Het door belanghebbende tegen de uitspraak van de rechtbank ingestelde hoger beroep is bij het Hof ingekomen op 25 juli 2016. De inspecteur heeft een verweerschrift ingediend.
Het onderzoek ter zitting heeft plaatsgevonden op 2 mei 2017. Aldaar zijn verschenen belanghebbende, tot bijstand vergezeld van [Y] , en namens de inspecteur Wolffram en Van Wier voornoemd. Van het verhandelde ter zitting is een proces-verbaal opgemaakt dat met deze uitspraak wordt meegezonden.
2 Feiten
De rechtbank heeft de volgende feiten vastgesteld (in deze uitspraak is belanghebbende aangeduid als ‘eiser’ en de inspecteur als ‘verweerder’):
“1. Eiser verricht sinds 2009 werkzaamheden verricht voor mevrouw [Y] . Voor die werkzaamheden heeft hij in 2011 een bedrag van € 20.041 aan loon uit tegenwoordige dienstbetrekking ontvangen.

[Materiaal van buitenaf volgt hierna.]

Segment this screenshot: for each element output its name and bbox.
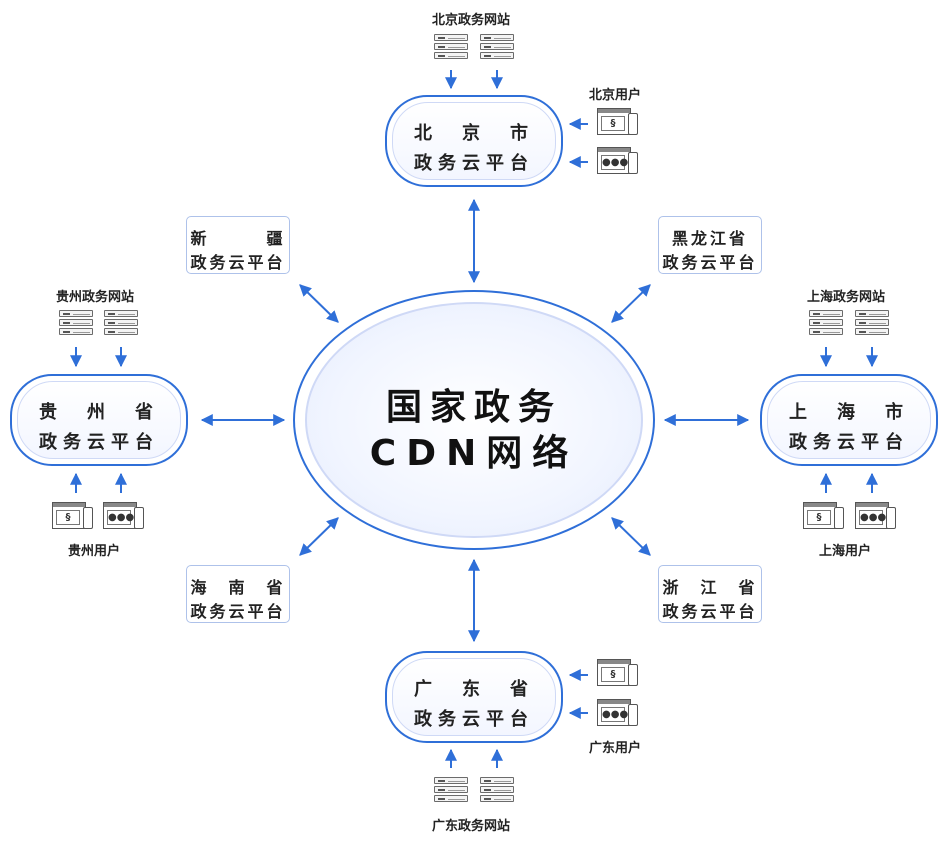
hainan-platform-sub: 政务云平台 xyxy=(190,602,286,621)
server-rack-icon xyxy=(480,777,514,803)
arrow-center-hainan xyxy=(299,517,339,556)
beijing-sites-label: 北京政务网站 xyxy=(432,13,511,28)
server-rack-icon xyxy=(434,777,468,803)
browser-mobile-icon: § xyxy=(597,659,639,687)
beijing-hub-name: 北 京 市 xyxy=(414,123,534,144)
browser-mobile-dots-icon: ●●● xyxy=(103,502,145,530)
guizhou-sites-label: 贵州政务网站 xyxy=(56,290,135,305)
guizhou-hub-name: 贵 州 省 xyxy=(39,402,159,423)
zhejiang-platform: 浙 江 省 政务云平台 xyxy=(658,565,762,623)
xinjiang-platform-name: 新 疆 xyxy=(190,229,286,248)
beijing-users-label: 北京用户 xyxy=(589,88,642,103)
center-title-line1: 国家政务 xyxy=(385,387,562,428)
beijing-hub: 北 京 市 政务云平台 xyxy=(385,95,563,187)
xinjiang-platform-sub: 政务云平台 xyxy=(190,253,286,272)
server-rack-icon xyxy=(104,310,138,336)
heilongjiang-platform-sub: 政务云平台 xyxy=(662,253,758,272)
hainan-platform-name: 海 南 省 xyxy=(190,578,286,597)
guangdong-sites-label: 广东政务网站 xyxy=(432,819,511,834)
server-rack-icon xyxy=(480,34,514,60)
cdn-network-center: 国家政务 CDN网络 xyxy=(293,290,655,550)
xinjiang-platform: 新 疆 政务云平台 xyxy=(186,216,290,274)
server-rack-icon xyxy=(59,310,93,336)
center-title-line2: CDN网络 xyxy=(369,433,579,474)
zhejiang-platform-sub: 政务云平台 xyxy=(662,602,758,621)
browser-mobile-dots-icon: ●●● xyxy=(597,147,639,175)
server-rack-icon xyxy=(855,310,889,336)
browser-mobile-icon: § xyxy=(52,502,94,530)
guizhou-hub-sub: 政务云平台 xyxy=(39,432,159,453)
browser-mobile-icon: § xyxy=(597,108,639,136)
arrow-center-heilongjiang xyxy=(611,284,651,323)
shanghai-hub-name: 上 海 市 xyxy=(789,402,909,423)
cdn-network-center-inner xyxy=(305,302,643,538)
guizhou-hub: 贵 州 省 政务云平台 xyxy=(10,374,188,466)
shanghai-hub: 上 海 市 政务云平台 xyxy=(760,374,938,466)
shanghai-hub-sub: 政务云平台 xyxy=(789,432,909,453)
heilongjiang-platform: 黑龙江省 政务云平台 xyxy=(658,216,762,274)
server-rack-icon xyxy=(434,34,468,60)
shanghai-users-label: 上海用户 xyxy=(819,544,872,559)
arrow-center-zhejiang xyxy=(611,517,651,556)
browser-mobile-dots-icon: ●●● xyxy=(597,699,639,727)
browser-mobile-icon: § xyxy=(803,502,845,530)
shanghai-sites-label: 上海政务网站 xyxy=(807,290,886,305)
guangdong-hub: 广 东 省 政务云平台 xyxy=(385,651,563,743)
zhejiang-platform-name: 浙 江 省 xyxy=(662,578,758,597)
guangdong-hub-sub: 政务云平台 xyxy=(414,709,534,730)
guizhou-users-label: 贵州用户 xyxy=(68,544,121,559)
beijing-hub-sub: 政务云平台 xyxy=(414,153,534,174)
hainan-platform: 海 南 省 政务云平台 xyxy=(186,565,290,623)
guangdong-hub-name: 广 东 省 xyxy=(414,679,534,700)
arrow-center-xinjiang xyxy=(299,284,339,323)
browser-mobile-dots-icon: ●●● xyxy=(855,502,897,530)
server-rack-icon xyxy=(809,310,843,336)
heilongjiang-platform-name: 黑龙江省 xyxy=(671,229,748,248)
guangdong-users-label: 广东用户 xyxy=(589,741,642,756)
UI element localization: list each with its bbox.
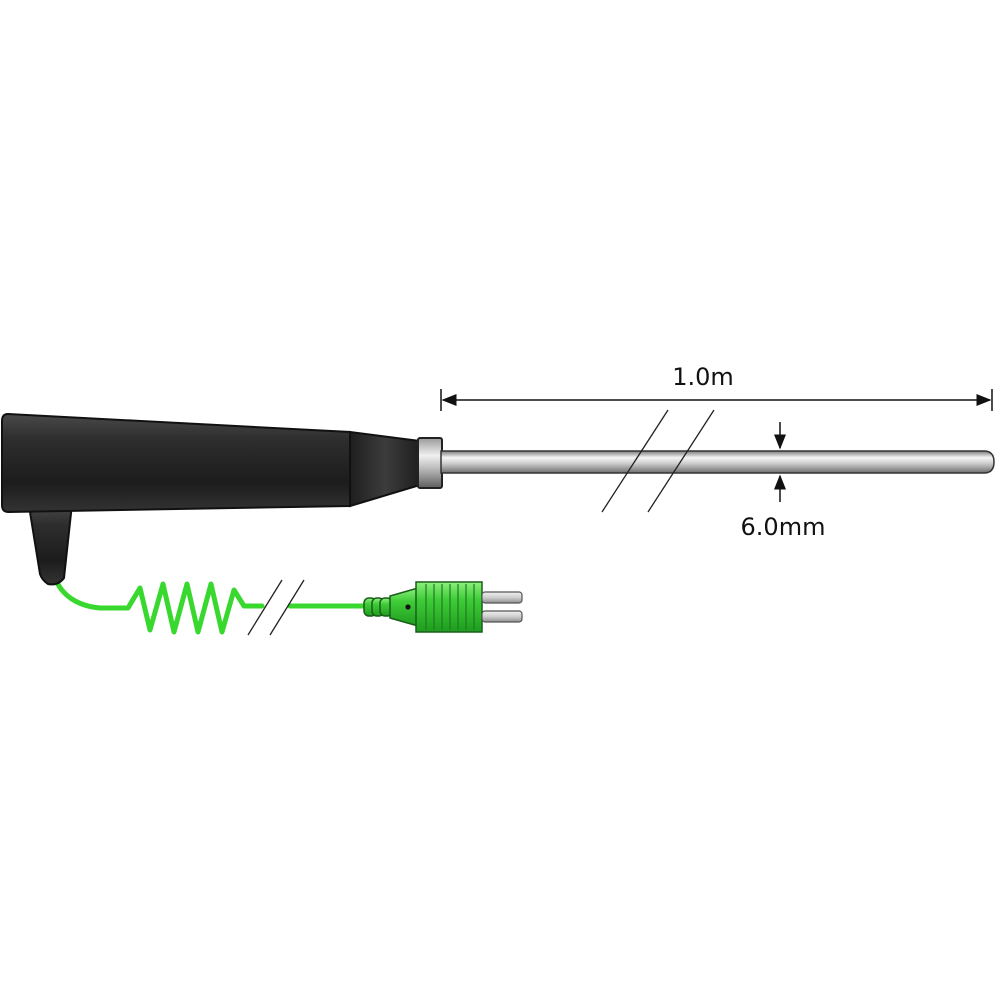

2. In 2010, 2011 en 2012 heeft eiser autorijlessen gevolgd en rijexamen gedaan.
3. In de aangifte ib/pvv voor het jaar 2011 heeft eiser een bedrag van € 5.260 (€ 5.760 scholingsuitgaven minus de drempel van € 500) aan aftrekbare scholingskosten in aanmerking genomen.
4. De door eiser overgelegde bankafschriften houden in dat in 2010 € 1.000, in 2011 € 3.400 en in 2012 € 1.370 aan een rijschool is betaald.”
Nu de hiervoor vermelde feiten door partijen op zichzelf niet zijn bestreden zal ook het Hof daarvan uitgaan.
3 Geschil in hoger beroep
Evenals bij de rechtbank is in hoger beroep in geschil of belanghebbende op basis van artikel 6.27, eerste lid, van de Wet IB 2001 aftrek toekomt ter zake van door hem gemaakte kosten voor het behalen van een rijbewijs.
Partijen doen hun standpunten steunen op de gronden welke door hen zijn aangevoerd in de van hen afkomstige stukken. Voor hetgeen partijen daaraan ter zitting hebben toegevoegd wordt verwezen naar het van het verhandelde ter zitting opgemaakte proces-verbaal.